In what became known as Freedom Summer, over 1,000 mostly-white, college-age volunteers flocked to Mississippi and joined local African-American leaders to register voters, and protest injustice, but they also created Freedom Schools in an attempt to correct education inequalities for children of color.
The Freedom Schools addressed topics that typically did not appear in the curricula of then-segregated schools, including black history and literature.
But 50 years later, there are still inequalities in the American education system.
“We still have an inferior education system for millions of children of color, and particularly if they’re poor,” said Marian Wright Edelman, president of the Children’s Defense Fund, which supports nearly 200 Freedom Schools around the country today.
Some students rely on Freedom Schools for food, according to Abimbola George, who served as project manager for the Omega Freedom School at Malcolm X Elementary school in Washington, D.C.

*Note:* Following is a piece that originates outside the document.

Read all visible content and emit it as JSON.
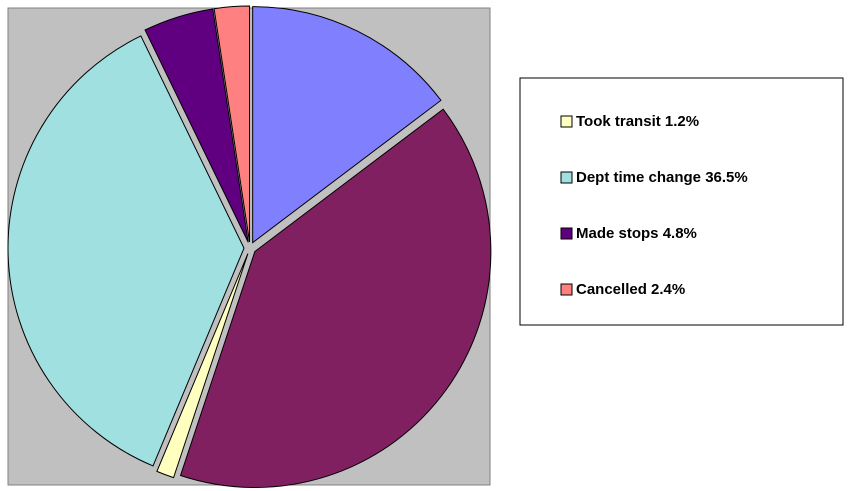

“It’s really hard to see, because you realize that, if it wasn’t for Freedom Schools, some of these children won’t have breakfast or lunch,” George said.
Originally located in churches and community centers, some of today’s Freedom Schools can be found in homeless shelters and juvenile detention centers. A disproportionate number of students in detention centers are black and Latino men, who are incarcerated in higher numbers than most other groups in the country.
The Children’s Defense Fund plans to build Freedom Schools next summer at historically black college campuses and on one of the original school sites.
Warm up questions
- What did the Civil Rights Act accomplish?
- What was Freedom Summer?
- Why is it important for history and literature classes to include many different perspectives?
- Many of the volunteers during Freedom Summer came from different backgrounds than the students they were serving. What sorts of challenges could this have created for both the volunteers and the students?